Debit and Credit have their own rules. These can be understood by two approaches:

1. Traditional Approach: Under Traditional Approach the debit and credit are taken over by understanding the basic types of accounts.

This approach works as further:

Three types of accounts are:

(i) Personal Account: Personal account are the assets that refer to some individual person. The rule for the personal Account is: Debit (Dr): The Receiver, Credit (Cr): The Giver.

(ii) Real Account: The Real account deals with the assets and liabilities of the business. The rule for Real Account is: Debit (Dr): What comes in, Credit (Cr): What goes out.

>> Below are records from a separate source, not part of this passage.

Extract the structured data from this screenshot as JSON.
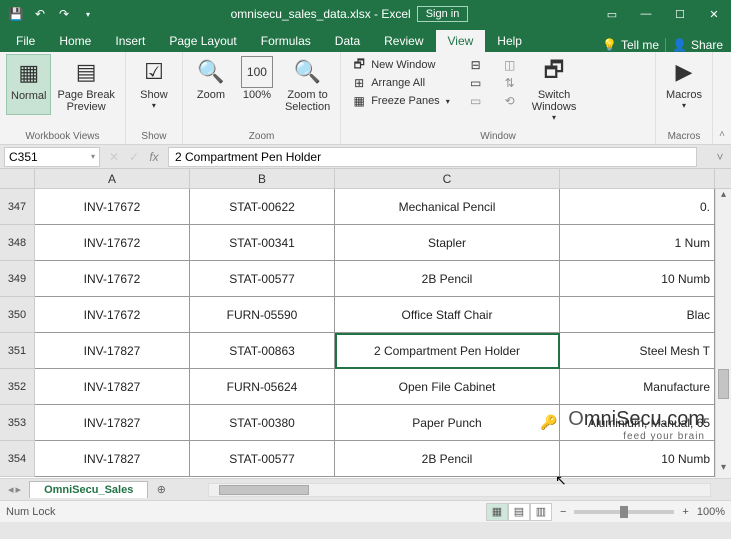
{
  "title": {
    "filename": "omnisecu_sales_data.xlsx",
    "app": "Excel",
    "sign_in": "Sign in"
  },
  "tabs": {
    "file": "File",
    "list": [
      "Home",
      "Insert",
      "Page Layout",
      "Formulas",
      "Data",
      "Review",
      "View",
      "Help"
    ],
    "active": "View",
    "tell_me": "Tell me",
    "share": "Share"
  },
  "ribbon": {
    "workbook_views": {
      "label": "Workbook Views",
      "normal": "Normal",
      "page_break": "Page Break\nPreview"
    },
    "show": {
      "label": "Show",
      "btn": "Show"
    },
    "zoom": {
      "label": "Zoom",
      "zoom": "Zoom",
      "hundred": "100%",
      "selection": "Zoom to\nSelection"
    },
    "window": {
      "label": "Window",
      "new_window": "New Window",
      "arrange_all": "Arrange All",
      "freeze_panes": "Freeze Panes",
      "switch": "Switch\nWindows"
    },
    "macros": {
      "label": "Macros",
      "btn": "Macros"
    }
  },
  "formula": {
    "name_box": "C351",
    "value": "2 Compartment Pen Holder"
  },
  "columns": [
    "A",
    "B",
    "C"
  ],
  "rows": [
    {
      "n": "347",
      "a": "INV-17672",
      "b": "STAT-00622",
      "c": "Mechanical Pencil",
      "d": "0."
    },
    {
      "n": "348",
      "a": "INV-17672",
      "b": "STAT-00341",
      "c": "Stapler",
      "d": "1 Num"
    },
    {
      "n": "349",
      "a": "INV-17672",
      "b": "STAT-00577",
      "c": "2B Pencil",
      "d": "10 Numb"
    },
    {
      "n": "350",
      "a": "INV-17672",
      "b": "FURN-05590",
      "c": "Office Staff Chair",
      "d": "Blac"
    },
    {
      "n": "351",
      "a": "INV-17827",
      "b": "STAT-00863",
      "c": "2 Compartment Pen Holder",
      "d": "Steel Mesh T",
      "sel": true
    },
    {
      "n": "352",
      "a": "INV-17827",
      "b": "FURN-05624",
      "c": "Open File Cabinet",
      "d": "Manufacture"
    },
    {
      "n": "353",
      "a": "INV-17827",
      "b": "STAT-00380",
      "c": "Paper Punch",
      "d": "Aluminium, Manual, 65"
    },
    {
      "n": "354",
      "a": "INV-17827",
      "b": "STAT-00577",
      "c": "2B Pencil",
      "d": "10 Numb"
    }
  ],
  "sheet": {
    "name": "OmniSecu_Sales"
  },
  "status": {
    "left": "Num Lock",
    "zoom": "100%"
  },
  "watermark": {
    "main_pre": "O",
    "main_rest": "mniSecu.com",
    "sub": "feed your brain"
  }
}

(iii) Nominal Account: The Nominal Account deals with the incomes, gains, expenses and losses. The rule for Nominal Account is: Debit (Dr): Expenses and losses, Credit (Cr): Incomes and Gains.

2. Modern approach: The modern approach is quite simple to understand. It is just like the study of the five elements of accounting.

It works as follows:

  • 1. Assets Account: Debit (Dr): If assets increase, Credit (Cr): If assets decrease
  • 2. Liabilities: Debit (Dr): If liabilities decrease, Credit (Cr): If liabilities increase
  • 3. Owner’s Equity: Debit (Dr): If owner introduces withdraws capital, Credit (Cr): If owner introduces additional capital
  • 4. Expenses and Incomes: Debit (Dr): All expenses, Credit (Cr): All incomes

Uses of Debit and Credit:

Debit and Credit are the basics of accounting on which the whole accounting procedure operates. It is a crucial part of accounting.

  1. Debit and Credit make the double entry system successful.
  2. Debit and Credit check the errors. If the debit balance and credit balance do not match, then there must be some error.
  3. They help in proper formation of accounting books.
  4. They help in the formation of the journal, ledger accounts, trial balance, profit and loss account and Balance sheet.

Debit Cards and Credit Cards:

The debit and credit are very widely used these days in the banks in relation to plastic money i.e. Debit Card and Credit Card. Debit card means the card for which money has to be deposited with the bank first and then you get the privilege to spend it whereas in a Credit card you have the privilege to spend the money first and then you have to pay the amount to bank later. Debit and Credit here are used in connection to Asset and Liability.

Thus we see how Debit and Credit form an important part of the accounting system. They define the whole accounting system in a compact way.